Il feudo

Siamo davanti ad un ring, siamo i pugili che entrano nell’arena e sentono il boato del pubblico diviso in fazioni, siamo ad un incontro di pugilato, pronti ad affrontare i pugni dell’avversario, ma siamo pronti ad affrontare la vita?

Il feudo è un romanzo d’ispirazione pugilistica, in quanto il protagonista Jonas è un giovane pugile semi professionista, ma l’attenzione dell’autore francese David Lopez non è rivolta principalmente alle scazzottate quanto alla gioventù e alla vita di quartiere che si dipana fuori dal ring.

Jonas abita in un sobborgo francese, uno di quelli troppo distanti dai divertimenti e dalle attenzioni delle grandi città, in cui si vive soltanto per il lavoro e la noia colma i vuoti superstiti. Tra un allenamento e l’altro, sempre condotti un po’ controvoglia, Jonas passa la maggior parte del suo tempo con i suoi amici, un gruppo di persone conosciute dagli anni d’infanzia con cui forma una tribù di perditempo.

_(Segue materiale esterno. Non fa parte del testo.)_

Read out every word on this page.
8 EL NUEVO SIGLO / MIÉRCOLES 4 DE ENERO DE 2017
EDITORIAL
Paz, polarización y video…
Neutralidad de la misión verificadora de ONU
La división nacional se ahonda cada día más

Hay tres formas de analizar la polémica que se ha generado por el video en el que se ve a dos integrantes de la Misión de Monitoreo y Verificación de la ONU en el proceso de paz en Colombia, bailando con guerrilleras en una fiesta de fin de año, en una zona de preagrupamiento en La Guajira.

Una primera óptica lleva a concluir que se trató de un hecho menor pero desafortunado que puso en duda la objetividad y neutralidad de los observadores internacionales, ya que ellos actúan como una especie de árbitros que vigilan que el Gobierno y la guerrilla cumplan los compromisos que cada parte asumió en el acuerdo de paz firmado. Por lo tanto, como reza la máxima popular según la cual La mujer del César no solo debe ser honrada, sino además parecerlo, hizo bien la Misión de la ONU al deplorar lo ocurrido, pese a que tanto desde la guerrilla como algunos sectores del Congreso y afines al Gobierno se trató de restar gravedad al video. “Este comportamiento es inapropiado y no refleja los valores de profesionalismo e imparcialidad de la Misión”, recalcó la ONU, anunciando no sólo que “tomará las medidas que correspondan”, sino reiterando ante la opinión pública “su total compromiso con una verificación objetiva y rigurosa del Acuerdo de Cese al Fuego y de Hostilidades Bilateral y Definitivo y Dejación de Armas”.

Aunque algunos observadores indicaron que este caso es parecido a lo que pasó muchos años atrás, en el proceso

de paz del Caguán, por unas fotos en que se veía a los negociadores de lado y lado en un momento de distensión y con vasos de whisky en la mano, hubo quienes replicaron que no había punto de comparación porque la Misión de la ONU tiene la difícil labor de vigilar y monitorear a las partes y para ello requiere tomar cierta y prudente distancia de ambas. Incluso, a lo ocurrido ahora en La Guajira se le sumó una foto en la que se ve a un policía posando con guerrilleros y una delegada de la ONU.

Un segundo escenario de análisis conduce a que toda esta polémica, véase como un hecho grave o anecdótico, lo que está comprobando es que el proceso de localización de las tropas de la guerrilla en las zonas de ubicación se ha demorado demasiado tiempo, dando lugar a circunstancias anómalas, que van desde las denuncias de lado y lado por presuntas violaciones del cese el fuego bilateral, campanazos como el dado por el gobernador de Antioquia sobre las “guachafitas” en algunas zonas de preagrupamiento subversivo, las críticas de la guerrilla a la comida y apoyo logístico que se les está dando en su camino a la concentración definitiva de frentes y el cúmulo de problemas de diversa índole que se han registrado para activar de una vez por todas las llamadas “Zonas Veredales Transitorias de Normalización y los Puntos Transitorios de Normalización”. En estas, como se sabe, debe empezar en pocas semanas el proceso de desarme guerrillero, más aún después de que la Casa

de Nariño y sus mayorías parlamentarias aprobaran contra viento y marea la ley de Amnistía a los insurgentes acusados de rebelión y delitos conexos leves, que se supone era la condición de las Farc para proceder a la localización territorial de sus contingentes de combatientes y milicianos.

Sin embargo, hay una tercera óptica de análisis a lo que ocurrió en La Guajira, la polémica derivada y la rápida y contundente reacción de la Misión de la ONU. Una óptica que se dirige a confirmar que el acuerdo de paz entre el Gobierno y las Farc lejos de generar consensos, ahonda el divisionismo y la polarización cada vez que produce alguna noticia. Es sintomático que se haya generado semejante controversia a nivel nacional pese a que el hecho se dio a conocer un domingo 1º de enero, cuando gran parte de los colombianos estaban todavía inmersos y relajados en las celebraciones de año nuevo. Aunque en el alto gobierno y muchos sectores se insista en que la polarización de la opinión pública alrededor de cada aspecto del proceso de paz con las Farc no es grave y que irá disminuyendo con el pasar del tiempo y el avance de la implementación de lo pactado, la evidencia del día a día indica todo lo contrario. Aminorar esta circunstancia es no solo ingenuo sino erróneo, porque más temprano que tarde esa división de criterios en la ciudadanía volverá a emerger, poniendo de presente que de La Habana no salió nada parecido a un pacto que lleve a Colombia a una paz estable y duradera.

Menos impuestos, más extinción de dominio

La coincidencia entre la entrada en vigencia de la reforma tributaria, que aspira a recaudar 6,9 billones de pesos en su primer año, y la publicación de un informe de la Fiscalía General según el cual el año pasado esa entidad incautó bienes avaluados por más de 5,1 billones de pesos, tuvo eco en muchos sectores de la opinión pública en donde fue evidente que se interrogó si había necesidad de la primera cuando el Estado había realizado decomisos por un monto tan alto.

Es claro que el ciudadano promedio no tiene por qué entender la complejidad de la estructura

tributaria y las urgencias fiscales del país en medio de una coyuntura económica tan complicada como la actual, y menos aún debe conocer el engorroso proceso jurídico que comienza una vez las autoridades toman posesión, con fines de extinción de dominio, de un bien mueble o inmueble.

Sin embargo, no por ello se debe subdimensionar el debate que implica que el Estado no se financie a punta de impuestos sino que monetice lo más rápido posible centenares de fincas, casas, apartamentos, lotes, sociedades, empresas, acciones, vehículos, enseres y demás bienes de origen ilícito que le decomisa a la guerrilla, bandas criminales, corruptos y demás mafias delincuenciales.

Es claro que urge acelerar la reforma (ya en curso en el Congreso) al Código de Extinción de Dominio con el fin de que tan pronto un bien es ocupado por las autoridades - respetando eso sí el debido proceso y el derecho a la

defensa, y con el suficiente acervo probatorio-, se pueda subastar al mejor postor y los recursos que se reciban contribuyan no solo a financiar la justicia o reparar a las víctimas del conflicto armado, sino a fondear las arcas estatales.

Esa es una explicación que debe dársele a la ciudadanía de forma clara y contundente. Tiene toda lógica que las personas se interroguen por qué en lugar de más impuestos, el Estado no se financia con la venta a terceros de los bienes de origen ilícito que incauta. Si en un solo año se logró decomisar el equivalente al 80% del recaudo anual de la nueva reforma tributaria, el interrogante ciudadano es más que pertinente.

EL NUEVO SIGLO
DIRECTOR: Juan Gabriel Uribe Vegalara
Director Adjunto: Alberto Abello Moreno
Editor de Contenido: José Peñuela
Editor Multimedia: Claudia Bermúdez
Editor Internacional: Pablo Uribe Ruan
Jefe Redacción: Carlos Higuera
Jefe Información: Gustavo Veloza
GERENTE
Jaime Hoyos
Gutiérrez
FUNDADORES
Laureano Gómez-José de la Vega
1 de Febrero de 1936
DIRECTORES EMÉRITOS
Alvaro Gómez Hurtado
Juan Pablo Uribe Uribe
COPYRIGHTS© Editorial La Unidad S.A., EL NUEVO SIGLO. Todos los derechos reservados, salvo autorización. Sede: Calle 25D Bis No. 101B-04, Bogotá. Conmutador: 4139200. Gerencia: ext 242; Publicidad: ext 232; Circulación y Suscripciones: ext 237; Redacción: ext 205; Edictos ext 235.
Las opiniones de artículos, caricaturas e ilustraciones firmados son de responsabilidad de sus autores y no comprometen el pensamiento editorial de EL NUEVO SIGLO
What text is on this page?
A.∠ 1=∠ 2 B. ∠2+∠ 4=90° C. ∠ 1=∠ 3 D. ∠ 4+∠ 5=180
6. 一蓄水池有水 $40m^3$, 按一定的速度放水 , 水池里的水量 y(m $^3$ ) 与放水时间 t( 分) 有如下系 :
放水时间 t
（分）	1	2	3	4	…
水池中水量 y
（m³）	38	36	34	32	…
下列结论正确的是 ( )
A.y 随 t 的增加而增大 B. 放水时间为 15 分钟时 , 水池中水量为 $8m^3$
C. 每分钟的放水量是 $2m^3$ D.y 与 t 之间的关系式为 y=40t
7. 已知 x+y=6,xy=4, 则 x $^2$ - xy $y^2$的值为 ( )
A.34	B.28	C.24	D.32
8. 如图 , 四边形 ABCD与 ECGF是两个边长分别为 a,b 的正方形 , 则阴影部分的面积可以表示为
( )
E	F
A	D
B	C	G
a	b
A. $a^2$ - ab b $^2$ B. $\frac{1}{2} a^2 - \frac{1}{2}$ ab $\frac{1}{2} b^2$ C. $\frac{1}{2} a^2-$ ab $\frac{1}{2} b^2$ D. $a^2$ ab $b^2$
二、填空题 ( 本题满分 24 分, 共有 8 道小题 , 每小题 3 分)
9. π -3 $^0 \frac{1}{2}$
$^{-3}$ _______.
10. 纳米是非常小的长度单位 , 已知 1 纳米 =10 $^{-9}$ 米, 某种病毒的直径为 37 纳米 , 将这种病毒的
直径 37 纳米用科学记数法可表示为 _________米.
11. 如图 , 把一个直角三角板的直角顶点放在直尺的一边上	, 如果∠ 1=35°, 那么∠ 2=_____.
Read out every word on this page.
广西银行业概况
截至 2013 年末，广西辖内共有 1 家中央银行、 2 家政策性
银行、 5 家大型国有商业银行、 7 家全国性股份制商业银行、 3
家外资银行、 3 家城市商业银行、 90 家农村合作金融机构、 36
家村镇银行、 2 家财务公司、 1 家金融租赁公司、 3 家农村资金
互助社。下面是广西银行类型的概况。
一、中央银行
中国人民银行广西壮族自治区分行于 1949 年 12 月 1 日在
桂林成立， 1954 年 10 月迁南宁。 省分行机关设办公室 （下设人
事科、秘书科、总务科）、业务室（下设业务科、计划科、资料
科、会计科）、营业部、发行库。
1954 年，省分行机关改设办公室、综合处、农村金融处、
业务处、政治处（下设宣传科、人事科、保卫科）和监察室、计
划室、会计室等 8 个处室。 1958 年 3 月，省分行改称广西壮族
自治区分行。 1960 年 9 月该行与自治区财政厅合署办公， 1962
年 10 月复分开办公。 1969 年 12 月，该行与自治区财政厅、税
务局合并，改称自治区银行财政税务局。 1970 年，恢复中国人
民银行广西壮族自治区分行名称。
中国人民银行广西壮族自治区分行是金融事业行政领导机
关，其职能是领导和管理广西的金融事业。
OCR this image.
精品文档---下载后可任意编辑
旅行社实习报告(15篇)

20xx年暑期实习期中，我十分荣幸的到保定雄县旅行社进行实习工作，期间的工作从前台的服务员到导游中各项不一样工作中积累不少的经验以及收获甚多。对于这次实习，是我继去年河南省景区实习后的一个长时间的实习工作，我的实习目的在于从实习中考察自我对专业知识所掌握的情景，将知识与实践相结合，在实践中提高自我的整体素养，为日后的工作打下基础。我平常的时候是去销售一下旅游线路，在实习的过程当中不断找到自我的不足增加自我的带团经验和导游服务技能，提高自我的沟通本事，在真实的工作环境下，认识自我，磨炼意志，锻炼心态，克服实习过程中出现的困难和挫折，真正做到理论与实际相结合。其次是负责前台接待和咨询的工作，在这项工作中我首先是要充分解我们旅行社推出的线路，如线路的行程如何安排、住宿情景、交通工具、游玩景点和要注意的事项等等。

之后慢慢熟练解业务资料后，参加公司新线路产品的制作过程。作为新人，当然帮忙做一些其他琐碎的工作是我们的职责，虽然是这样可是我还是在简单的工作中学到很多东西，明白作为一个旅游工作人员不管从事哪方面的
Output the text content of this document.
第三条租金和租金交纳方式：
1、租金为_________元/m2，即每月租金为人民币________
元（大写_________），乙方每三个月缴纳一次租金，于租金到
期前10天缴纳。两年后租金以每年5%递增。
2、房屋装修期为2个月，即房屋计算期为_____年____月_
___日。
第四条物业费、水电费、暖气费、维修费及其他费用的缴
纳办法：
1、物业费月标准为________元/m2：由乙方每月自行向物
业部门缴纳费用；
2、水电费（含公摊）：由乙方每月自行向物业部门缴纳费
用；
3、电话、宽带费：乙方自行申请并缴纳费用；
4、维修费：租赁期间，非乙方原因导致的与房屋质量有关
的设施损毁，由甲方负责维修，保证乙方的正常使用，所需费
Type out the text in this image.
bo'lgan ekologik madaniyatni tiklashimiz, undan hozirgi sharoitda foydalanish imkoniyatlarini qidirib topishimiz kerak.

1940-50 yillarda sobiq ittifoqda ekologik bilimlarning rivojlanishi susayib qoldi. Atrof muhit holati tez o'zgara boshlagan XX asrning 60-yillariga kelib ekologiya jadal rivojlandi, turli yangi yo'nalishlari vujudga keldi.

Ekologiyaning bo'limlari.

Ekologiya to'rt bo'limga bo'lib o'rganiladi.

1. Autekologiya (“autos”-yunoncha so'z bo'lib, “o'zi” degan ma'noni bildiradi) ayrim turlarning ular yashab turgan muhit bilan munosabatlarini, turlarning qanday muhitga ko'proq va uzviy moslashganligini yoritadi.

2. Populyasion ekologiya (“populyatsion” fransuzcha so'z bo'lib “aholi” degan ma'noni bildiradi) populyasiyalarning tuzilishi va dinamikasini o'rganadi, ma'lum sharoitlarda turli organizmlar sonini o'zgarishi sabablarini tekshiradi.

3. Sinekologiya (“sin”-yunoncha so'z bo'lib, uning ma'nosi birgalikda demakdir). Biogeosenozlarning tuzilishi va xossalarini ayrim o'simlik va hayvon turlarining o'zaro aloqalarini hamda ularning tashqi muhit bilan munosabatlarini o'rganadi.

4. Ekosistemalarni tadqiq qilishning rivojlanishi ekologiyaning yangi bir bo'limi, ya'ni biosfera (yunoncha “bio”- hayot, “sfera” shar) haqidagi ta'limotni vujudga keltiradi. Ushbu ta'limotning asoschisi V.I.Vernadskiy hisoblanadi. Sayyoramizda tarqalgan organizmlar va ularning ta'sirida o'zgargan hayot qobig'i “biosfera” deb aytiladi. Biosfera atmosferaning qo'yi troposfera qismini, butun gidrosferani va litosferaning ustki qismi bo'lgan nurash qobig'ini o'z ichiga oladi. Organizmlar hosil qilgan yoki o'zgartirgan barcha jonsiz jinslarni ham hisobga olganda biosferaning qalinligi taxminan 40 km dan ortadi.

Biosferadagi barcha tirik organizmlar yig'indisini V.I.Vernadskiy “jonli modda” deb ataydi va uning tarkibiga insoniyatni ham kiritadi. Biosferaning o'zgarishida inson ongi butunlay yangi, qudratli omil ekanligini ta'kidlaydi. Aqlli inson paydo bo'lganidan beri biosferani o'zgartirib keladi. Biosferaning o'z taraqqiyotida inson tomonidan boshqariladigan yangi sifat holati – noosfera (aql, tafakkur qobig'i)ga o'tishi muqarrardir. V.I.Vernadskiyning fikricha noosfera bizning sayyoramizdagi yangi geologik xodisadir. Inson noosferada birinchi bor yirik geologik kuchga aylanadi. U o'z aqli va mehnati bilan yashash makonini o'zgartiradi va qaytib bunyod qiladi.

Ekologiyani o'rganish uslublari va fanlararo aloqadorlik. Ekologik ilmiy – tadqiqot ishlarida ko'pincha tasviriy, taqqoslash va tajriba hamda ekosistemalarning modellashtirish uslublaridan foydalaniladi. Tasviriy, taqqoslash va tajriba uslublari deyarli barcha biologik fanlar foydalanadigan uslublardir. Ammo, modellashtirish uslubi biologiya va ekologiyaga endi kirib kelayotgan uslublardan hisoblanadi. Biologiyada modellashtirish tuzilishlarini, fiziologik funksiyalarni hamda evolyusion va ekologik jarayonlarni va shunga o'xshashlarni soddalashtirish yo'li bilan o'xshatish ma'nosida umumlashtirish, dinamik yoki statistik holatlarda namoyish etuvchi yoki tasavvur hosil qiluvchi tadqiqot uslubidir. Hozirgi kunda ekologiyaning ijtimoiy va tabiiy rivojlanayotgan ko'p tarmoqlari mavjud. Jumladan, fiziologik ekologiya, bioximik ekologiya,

La sua vita è composta principalmente dalla totale assenza di un obiettivo per cui motivarsi e cambiare qualcosa. Lo status quo dell’esistenza che conduce si pietrifica in giornate tutte uguali, colme di sigarette, canne e alcool, usati per annegare la noia e soffocare le angosce di un futuro inesistente. Il tempo con gli amici è sempre uguale, lo stordimento delle canne accompagnato alla musica rap cerca di distogliere l’attenzione dalle preoccupazioni, che non si affacciano se non ad un orizzonte tenuto debitamente a distanza. Il feudo è questa loro città chiusa su sé stessa, spazio cui sentono di appartenere, è la casa in cui si rifugiano a fumare e giocare alla playstation, è il tempo che occupano senza avere alcuno scopo, è la loro vita, delineata da dei confini autoimposti che non riescono e non hanno intenzione di superare, per paura di fronteggiare l’ignoto.

“La noia richiede gestione. Si costruisce. Si stimola. Ci vuole un certo senso della misura. Il rimedio lo abbiamo trovato, ci divertiamo ad appallarci. Disinneschiamo. Capita di sentirci frustrati, ma l’essenziale per noi è restare al nostro posto. Perché qua dove siamo non rischiamo di cadere.”

La trama pugilistica è interessante, forse potrebbe essere qualsiasi altro sport, ma forse solo la boxe, grazie ad una narrazione culturale fatta di film e grandi incontri, riesce a delineare un immaginario di rivalsa, del perdente che cerca di giocarsi le sue carte per svoltare la sua vita e sfuggire al suo passato. Tutti i cliché sono presenti, ma la scrittura non ne risente, anzi si avvantaggia dei gesti e delle movenze per descrivere appieno l’ambiente, facendo sentire il lettore circondato dalle corde di un ring.

La storia è quella di un match di riscatto da vincere per vendicare la sconfitta e cercare una nuova occasione. Il messaggio è che forse alcune persone non hanno neanche voglia di avere un’occasione, si accontentano della loro vita e non desiderano essere al centro, basta non stare troppo male negli angoli del ring.